PRÉSERVATIF

L'Eglise catholique adopte une position démissionnaire

Courrier International 5 mai 2006

Totalement fermé à la question depuis 1968, le Vatican envisagerait d'accepter l'usage du préservatif - dans un cadre matrimonial très strict - comme moyen de lutter contre l'épidémie mondiale de sida. Une véritable révolution doctrinaire, qui n'a pas l'heur de plaire à tout le monde.

"L'Eglise catholique est au bord d'un changement historique en ce qui concerne sa conception du préservatif, ce qui pourrait apporter de l'espoir à des millions d'Africains et d'habitants de régions dévastées par le fléau du sida", se réjouit le quotidien britannique The Independent, qui évoque l'autorisation par le Vatican de l'usage du préservatif dans un avenir proche. Nous n'en sommes pas encore là, reconnaît le journal canadien La Presse, et "officiellement le siège de l'Eglise catholique reconnaît seulement avoir ouvert un ‘dialogue' sur le préservatif et le sida, et mener une étude sur le sujet dans le cadre d'un examen plus large des questions de bioéthique". Certains signes laissent penser que le Vatican pourrait assouplir sa position.

"Des sources proches de Rome disent qu'un document relatif à une nouvelle doctrine sur le préservatif aurait déjà été approuvé par le Conseil pontifical pour la pastorale de la santé et attendrait maintenant d'être examiné par la Congrégation pour la doctrine de la foi avant une éventuelle confirmation par le pape lui-même", croit savoir The Independent.

Et, même si rien ne dit que Benoît XVI signera, "tout laisse croire qu'un changement majeur s'opère actuellement dans la pensée vaticane", juge l'hebdomadaire américain Newsweek. "Il faut un pape avec une réputation d'orthodoxie conservatrice aussi forte que celle de Benoît XVI pour que ce premier pas puisse être accompli, alors que l'Eglise rejette la contraception avec fermeté depuis 1968."

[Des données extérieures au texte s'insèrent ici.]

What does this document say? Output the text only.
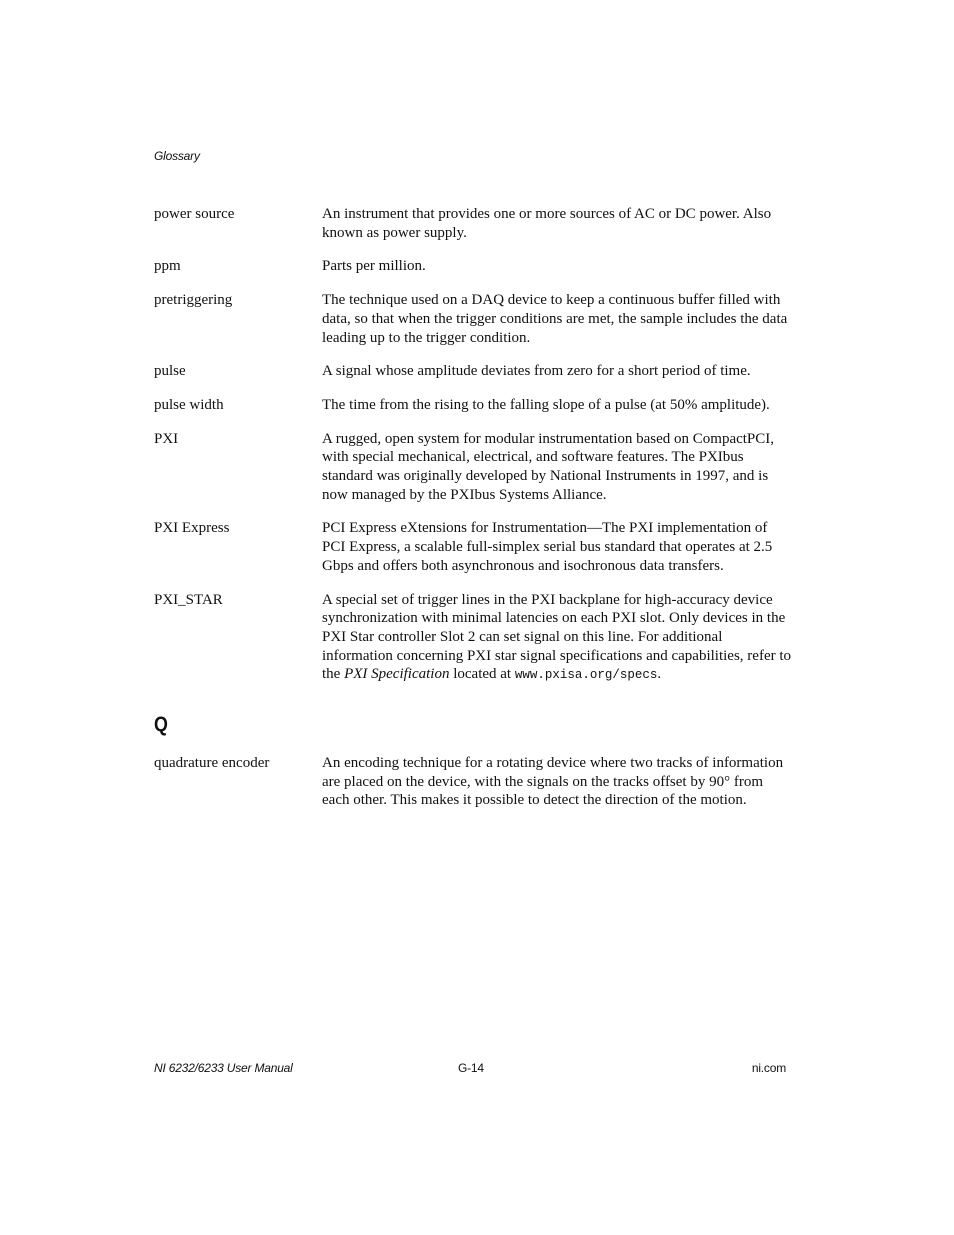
Glossary
power source	An instrument that provides one or more sources of AC or DC power. Also known as power supply.
ppm	Parts per million.
pretriggering	The technique used on a DAQ device to keep a continuous buffer filled with data, so that when the trigger conditions are met, the sample includes the data leading up to the trigger condition.
pulse	A signal whose amplitude deviates from zero for a short period of time.
pulse width	The time from the rising to the falling slope of a pulse (at 50% amplitude).
PXI	A rugged, open system for modular instrumentation based on CompactPCI, with special mechanical, electrical, and software features. The PXIbus standard was originally developed by National Instruments in 1997, and is now managed by the PXIbus Systems Alliance.
PXI Express	PCI Express eXtensions for Instrumentation—The PXI implementation of PCI Express, a scalable full-simplex serial bus standard that operates at 2.5 Gbps and offers both asynchronous and isochronous data transfers.
PXI_STAR	A special set of trigger lines in the PXI backplane for high-accuracy device synchronization with minimal latencies on each PXI slot. Only devices in the PXI Star controller Slot 2 can set signal on this line. For additional information concerning PXI star signal specifications and capabilities, refer to the PXI Specification located at www.pxisa.org/specs.
Q
quadrature encoder	An encoding technique for a rotating device where two tracks of information are placed on the device, with the signals on the tracks offset by 90° from each other. This makes it possible to detect the direction of the motion.
NI 6232/6233 User Manual	G-14	ni.com
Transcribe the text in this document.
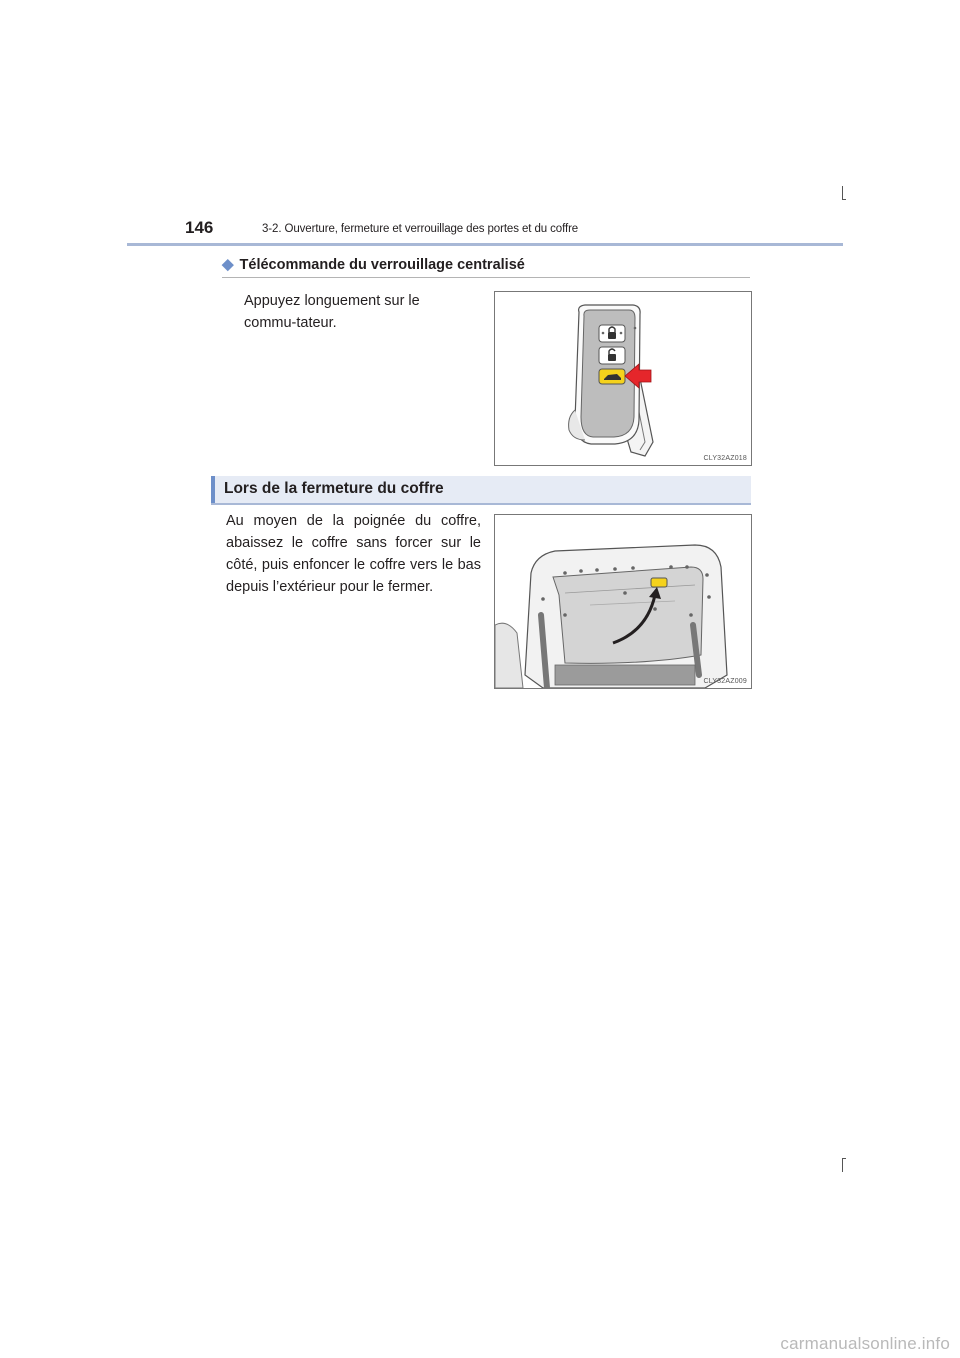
146	3-2. Ouverture, fermeture et verrouillage des portes et du coffre
◆ Télécommande du verrouillage centralisé
Appuyez longuement sur le commu-tateur.
CLY32AZ018
Lors de la fermeture du coffre
Au moyen de la poignée du coffre, abaissez le coffre sans forcer sur le côté, puis enfoncer le coffre vers le bas depuis l’extérieur pour le fermer.
CLY32AZ009
carmanualsonline.info
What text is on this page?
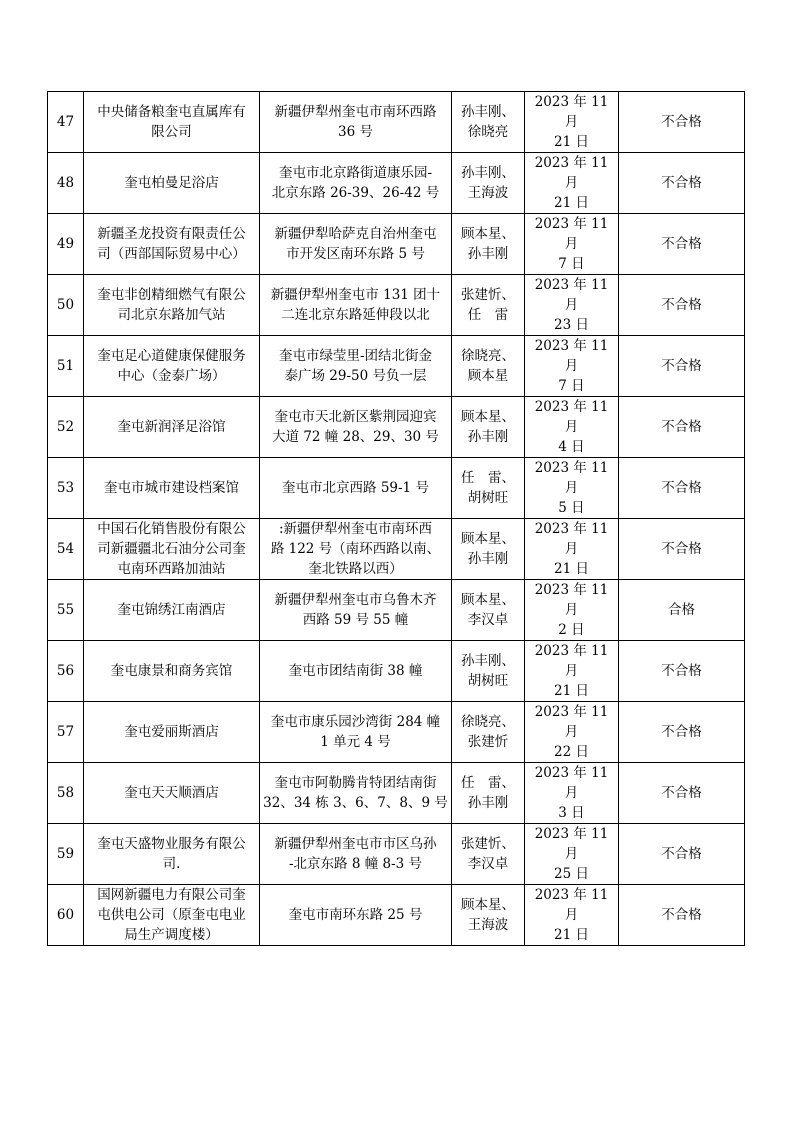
47	中央储备粮奎屯直属库有
限公司	新疆伊犁州奎屯市南环西路
36 号	孙丰刚、
徐晓亮	2023 年 11 月
21 日	不合格

48	奎屯柏曼足浴店	奎屯市北京路街道康乐园-
北京东路 26-39、26-42 号	孙丰刚、
王海波	2023 年 11 月
21 日	不合格

49	新疆圣龙投资有限责任公
司（西部国际贸易中心）	新疆伊犁哈萨克自治州奎屯
市开发区南环东路 5 号	顾本星、
孙丰刚	2023 年 11 月
7 日	不合格

50	奎屯非创精细燃气有限公
司北京东路加气站	新疆伊犁州奎屯市 131 团十
二连北京东路延伸段以北	张建忻、
任　雷	2023 年 11 月
23 日	不合格

51	奎屯足心道健康保健服务
中心（金泰广场）	奎屯市绿莹里-团结北街金
泰广场 29-50 号负一层	徐晓亮、
顾本星	2023 年 11 月
7 日	不合格

52	奎屯新润泽足浴馆	奎屯市天北新区紫荆园迎宾
大道 72 幢 28、29、30 号	顾本星、
孙丰刚	2023 年 11 月
4 日	不合格

53	奎屯市城市建设档案馆	奎屯市北京西路 59-1 号	任　雷、
胡树旺	2023 年 11 月
5 日	不合格

54	中国石化销售股份有限公
司新疆疆北石油分公司奎
屯南环西路加油站	:新疆伊犁州奎屯市南环西
路 122 号（南环西路以南、
奎北铁路以西）	顾本星、
孙丰刚	2023 年 11 月
21 日	不合格

55	奎屯锦绣江南酒店	新疆伊犁州奎屯市乌鲁木齐
西路 59 号 55 幢	顾本星、
李汉卓	2023 年 11 月
2 日	合格

56	奎屯康景和商务宾馆	奎屯市团结南街 38 幢	孙丰刚、
胡树旺	2023 年 11 月
21 日	不合格

57	奎屯爱丽斯酒店	奎屯市康乐园沙湾街 284 幢
1 单元 4 号	徐晓亮、
张建忻	2023 年 11 月
22 日	不合格

58	奎屯天天顺酒店	奎屯市阿勒腾肯特团结南街
32、34 栋 3、6、7、8、9 号	任　雷、
孙丰刚	2023 年 11 月
3 日	不合格

59	奎屯天盛物业服务有限公
司.	新疆伊犁州奎屯市市区乌孙
-北京东路 8 幢 8-3 号	张建忻、
李汉卓	2023 年 11 月
25 日	不合格

60	国网新疆电力有限公司奎
屯供电公司（原奎屯电业
局生产调度楼）	奎屯市南环东路 25 号	顾本星、
王海波	2023 年 11 月
21 日	不合格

D'ailleurs, ajoute La Presse, "il n'y a aucune chance pour que le Vatican revienne sur son opposition à la contraception, réaffirmée et renforcée depuis la fameuse encyclique Humanae Vitae, publiée en 1968. Et l'Eglise reste très discrète sur le sujet : il n'y a pas eu d'annonce officielle ou de détails sur la réflexion en cours." En revanche, le cardinal de Milan à la retraite, Mgr Maria Martini, a déclaré le mois dernier à l'hebdomadaire italien L'Espresso que le préservatif était un "moindre mal" pour lutter contre le sida, une déclaration perçue par plusieurs spécialistes du Vatican comme un ballon d'essai.

Dans tous les cas, le préservatif ne serait autorisé que dans un cadre très strict, "afin de lutter contre la propagation du VIH chez les couples mariés". L'idée n'est pas nouvelle, mais fait son chemin. Plusieurs ecclésiastiques de haut rang ont ainsi estimé ces dernières années que, dans des cas spécifiques, "l'usage du préservatif pouvait être considéré comme un cas de 'légitime défense'".

La question théologique de fond est de décider si "le recours à la contraception au sein du mariage est intrinsèquement mauvais ou non", écrit Newsweek. "L'Eglise interdit le contrôle artificiel des naissances, et non le préservatif en tant que tel", rappelle La Presse. Par exemple, reprend Newsweek, "l'Eglise ne perçoit aucun mal supplémentaire dans l'usage du préservatif avec des prostituées dans des maisons closes légales ou entre homosexuels. Ce qui est interdit, ce sont les actes de libération de sperme sans la possibilité que cela aboutisse à la procréation."

Newsweek reconnaît que "tous ces débats peuvent sembler des arguties sans intérêt, et le Vatican est connu pour ses débats théologiques apparemment ineptes à travers les siècles. Mais nombre de catholiques attendent des indications au sujet de cette question du préservatif, à laquelle ils ne comprennent au final pas grand-chose." La Presse signale toutefois que "bien des catholiques durs refusent tout adoucissement de la doctrine".

"Le Vatican, accusé par beaucoup de favoriser l'épidémie du sida en rejetant l'usage généralisé du préservatif alors que c'est le seul moyen de lutte vraiment efficace, note The Independent, pourrait en modifiant sa doctrine ouvrir la voie à une régression de la maladie." En particulier, conclut La Presse, "les associations catholiques, qui offrent des soins et d'autres services aux malades du sida en Afrique, pourraient jouer un rôle plus important dans les campagnes antisida sur un continent où le virus est souvent transmis du mari à l'épouse".